In another story, we learn that veganism “seems to have come out of the closet and gotten, dare I say, hip.” Really? Somebody tell Hollywood, quick, because movie stars are going to want to jump on that bandwagon.

The story about Compton stables was nice, but the LA Times wrote about Mayish Akbar three years ago. Fashion’s bad boy Rick Owens has been profiled in the paper too. I appreciated the Michelle Obama Q&A but like Kevin, wondered why it was buried. Andrew Bridge’s essay about his harrowing childhood in foster care and finding redemption helping kids like him was the standout piece for me, but it grew out of a New York Times bestselling memoir published seven months ago.

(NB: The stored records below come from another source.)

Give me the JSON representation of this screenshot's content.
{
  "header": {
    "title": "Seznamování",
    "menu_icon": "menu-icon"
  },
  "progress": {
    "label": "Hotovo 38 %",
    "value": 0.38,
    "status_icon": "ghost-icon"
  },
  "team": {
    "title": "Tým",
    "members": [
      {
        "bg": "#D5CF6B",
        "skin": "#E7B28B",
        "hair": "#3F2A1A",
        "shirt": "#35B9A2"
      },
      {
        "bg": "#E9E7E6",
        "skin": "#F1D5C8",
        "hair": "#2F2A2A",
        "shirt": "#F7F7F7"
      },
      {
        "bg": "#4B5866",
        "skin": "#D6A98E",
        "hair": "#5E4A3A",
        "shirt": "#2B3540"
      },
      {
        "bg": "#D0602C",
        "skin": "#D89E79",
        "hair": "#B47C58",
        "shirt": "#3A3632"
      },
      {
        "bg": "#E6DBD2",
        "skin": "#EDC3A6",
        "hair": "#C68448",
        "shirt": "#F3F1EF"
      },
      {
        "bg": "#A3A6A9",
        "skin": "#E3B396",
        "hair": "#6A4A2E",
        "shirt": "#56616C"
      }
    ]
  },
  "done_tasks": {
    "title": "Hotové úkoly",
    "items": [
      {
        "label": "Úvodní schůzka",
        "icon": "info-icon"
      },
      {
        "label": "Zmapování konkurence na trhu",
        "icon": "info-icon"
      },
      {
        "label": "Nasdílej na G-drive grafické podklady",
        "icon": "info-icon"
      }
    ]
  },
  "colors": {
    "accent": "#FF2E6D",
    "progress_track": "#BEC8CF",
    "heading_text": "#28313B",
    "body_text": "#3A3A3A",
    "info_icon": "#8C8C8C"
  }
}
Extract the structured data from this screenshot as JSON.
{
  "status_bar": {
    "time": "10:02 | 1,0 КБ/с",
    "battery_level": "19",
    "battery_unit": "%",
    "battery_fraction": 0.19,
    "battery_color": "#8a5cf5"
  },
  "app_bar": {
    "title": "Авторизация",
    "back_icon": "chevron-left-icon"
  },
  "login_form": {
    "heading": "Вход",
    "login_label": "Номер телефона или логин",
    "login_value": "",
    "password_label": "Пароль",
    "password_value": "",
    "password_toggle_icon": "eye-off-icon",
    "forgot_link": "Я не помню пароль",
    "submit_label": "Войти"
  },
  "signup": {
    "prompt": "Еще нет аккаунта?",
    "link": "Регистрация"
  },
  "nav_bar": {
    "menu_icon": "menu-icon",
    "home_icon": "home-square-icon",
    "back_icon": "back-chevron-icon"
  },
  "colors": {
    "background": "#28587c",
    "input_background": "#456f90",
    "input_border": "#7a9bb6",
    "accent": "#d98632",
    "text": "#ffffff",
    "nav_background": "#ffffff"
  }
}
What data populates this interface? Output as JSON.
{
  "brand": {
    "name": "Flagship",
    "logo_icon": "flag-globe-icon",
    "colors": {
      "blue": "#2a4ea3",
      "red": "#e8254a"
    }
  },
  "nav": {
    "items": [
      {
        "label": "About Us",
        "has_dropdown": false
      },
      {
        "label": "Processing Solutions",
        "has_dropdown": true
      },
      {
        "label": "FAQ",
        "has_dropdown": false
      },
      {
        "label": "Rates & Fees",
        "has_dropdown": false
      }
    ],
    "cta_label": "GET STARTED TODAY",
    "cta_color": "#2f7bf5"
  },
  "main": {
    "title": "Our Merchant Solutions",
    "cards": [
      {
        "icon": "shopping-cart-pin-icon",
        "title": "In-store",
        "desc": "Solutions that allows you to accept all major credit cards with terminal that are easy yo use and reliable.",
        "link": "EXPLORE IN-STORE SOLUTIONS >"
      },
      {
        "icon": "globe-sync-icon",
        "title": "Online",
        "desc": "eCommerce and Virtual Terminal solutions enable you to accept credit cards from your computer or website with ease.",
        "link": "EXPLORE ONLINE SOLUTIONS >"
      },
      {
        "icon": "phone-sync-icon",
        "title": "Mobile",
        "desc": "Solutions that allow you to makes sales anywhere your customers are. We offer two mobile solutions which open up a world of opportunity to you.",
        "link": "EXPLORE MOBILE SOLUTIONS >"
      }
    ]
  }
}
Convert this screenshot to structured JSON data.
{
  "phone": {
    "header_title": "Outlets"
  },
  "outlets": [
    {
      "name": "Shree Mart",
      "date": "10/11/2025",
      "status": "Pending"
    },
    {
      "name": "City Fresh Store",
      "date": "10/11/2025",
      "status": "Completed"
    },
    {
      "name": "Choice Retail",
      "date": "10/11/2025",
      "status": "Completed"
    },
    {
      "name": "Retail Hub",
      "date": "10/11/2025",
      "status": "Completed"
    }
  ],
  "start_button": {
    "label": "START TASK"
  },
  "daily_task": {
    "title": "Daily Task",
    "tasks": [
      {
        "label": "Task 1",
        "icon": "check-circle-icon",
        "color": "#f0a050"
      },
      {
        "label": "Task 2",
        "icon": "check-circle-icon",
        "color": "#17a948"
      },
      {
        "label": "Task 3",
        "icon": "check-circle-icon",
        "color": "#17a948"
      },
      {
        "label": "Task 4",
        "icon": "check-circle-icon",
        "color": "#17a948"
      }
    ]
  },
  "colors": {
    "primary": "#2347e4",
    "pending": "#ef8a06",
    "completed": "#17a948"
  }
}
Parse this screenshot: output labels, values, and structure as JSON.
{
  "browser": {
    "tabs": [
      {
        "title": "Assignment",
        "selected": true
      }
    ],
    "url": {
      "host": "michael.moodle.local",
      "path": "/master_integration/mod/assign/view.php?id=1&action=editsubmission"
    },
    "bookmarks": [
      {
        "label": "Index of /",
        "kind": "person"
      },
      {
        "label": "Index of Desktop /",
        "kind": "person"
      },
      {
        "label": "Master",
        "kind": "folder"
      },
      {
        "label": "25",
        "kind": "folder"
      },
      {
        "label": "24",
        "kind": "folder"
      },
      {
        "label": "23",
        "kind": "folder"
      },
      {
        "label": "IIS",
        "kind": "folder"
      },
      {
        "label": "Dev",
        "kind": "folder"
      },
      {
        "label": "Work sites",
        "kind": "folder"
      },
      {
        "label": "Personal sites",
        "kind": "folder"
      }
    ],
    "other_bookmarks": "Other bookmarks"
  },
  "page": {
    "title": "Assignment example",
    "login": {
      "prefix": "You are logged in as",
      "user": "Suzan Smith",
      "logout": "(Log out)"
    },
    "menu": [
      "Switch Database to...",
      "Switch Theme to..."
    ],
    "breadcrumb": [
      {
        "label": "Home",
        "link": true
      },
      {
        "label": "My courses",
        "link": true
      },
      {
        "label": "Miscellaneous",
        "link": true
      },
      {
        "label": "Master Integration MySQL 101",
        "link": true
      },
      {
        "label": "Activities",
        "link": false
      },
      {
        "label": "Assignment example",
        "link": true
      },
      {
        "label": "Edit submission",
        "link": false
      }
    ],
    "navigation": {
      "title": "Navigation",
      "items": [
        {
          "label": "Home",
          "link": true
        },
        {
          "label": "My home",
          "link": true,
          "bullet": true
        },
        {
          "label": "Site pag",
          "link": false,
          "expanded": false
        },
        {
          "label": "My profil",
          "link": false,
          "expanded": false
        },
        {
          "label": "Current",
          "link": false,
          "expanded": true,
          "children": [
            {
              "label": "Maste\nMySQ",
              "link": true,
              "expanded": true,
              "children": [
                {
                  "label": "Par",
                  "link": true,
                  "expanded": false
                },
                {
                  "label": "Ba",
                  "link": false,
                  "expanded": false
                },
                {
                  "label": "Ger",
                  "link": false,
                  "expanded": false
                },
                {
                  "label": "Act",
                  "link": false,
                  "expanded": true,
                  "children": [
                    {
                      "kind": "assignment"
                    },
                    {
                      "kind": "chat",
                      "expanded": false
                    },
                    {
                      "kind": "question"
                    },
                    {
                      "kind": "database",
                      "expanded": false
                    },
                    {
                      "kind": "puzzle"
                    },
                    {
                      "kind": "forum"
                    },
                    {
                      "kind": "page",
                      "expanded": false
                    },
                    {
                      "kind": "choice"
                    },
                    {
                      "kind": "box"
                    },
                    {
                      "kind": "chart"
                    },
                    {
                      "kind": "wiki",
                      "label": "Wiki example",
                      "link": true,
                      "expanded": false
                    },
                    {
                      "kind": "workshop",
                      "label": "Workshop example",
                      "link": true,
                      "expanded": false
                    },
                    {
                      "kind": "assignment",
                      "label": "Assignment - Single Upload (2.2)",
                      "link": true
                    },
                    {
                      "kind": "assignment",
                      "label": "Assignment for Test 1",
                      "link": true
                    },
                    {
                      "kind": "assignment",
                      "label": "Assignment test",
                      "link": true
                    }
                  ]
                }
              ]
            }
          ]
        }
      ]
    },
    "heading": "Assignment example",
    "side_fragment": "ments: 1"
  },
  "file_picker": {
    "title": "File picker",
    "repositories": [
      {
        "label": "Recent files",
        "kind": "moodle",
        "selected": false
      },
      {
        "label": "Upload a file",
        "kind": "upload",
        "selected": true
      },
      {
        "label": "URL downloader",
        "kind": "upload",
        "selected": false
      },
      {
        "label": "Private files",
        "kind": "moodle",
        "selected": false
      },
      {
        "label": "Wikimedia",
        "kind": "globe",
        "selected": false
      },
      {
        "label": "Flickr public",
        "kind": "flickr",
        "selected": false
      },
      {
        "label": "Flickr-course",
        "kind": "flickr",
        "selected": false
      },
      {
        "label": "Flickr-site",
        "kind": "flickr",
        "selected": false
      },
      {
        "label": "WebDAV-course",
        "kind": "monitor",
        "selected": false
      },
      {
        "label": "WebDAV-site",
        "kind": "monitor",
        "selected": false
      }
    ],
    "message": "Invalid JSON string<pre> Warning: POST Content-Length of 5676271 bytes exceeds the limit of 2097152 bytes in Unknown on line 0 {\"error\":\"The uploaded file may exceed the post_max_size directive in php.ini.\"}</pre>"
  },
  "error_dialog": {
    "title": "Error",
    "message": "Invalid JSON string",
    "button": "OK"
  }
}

I sure wish magazine editor Annie Gilbar had hired more people like Sam Dunn, though, who profiled iconic LA architecture firm A..C. Martin Partners. That’s another thing this city is full of – great writers who really understand LA. So keep the shelter and bauble ads but fill those pesky blank spaces with more essays and reportage by people like noir and graphic novelist Gary Phillips or L.A.’s irreverent Miss Manners Amy Alkon. Authors such as Edgar-award winning Naomi Hirahara and Susan Straight are here for the taking. Gina Nahai, Luis Rodriguez, Steve Erickson, Seth Greenland, Mark Haskell Smith and Anthony Miller would all add color, wit and fabulist verve, and the extra bonus is they’d actually sound authentic, avoid the faux hip patter and go easy on the exclamation points!!!!

In her inaugural “Letter from the Editor,” Annie Gilbar promises that the new incarnation of the Los Angeles Times Sunday magazine will provide “insider information from those who really know.” She tells us that we “know a good story when [we] read one…captivate me,” you say. “Take me to places I don’t normally go.”

I know you’re a smart woman and a veteran journo, Ms. Gilbar. And I have hopes that you’ll be the one to break the calamitous Curse that has long afflicted the LAT Magazine. But for now, mostly, I’m still waiting.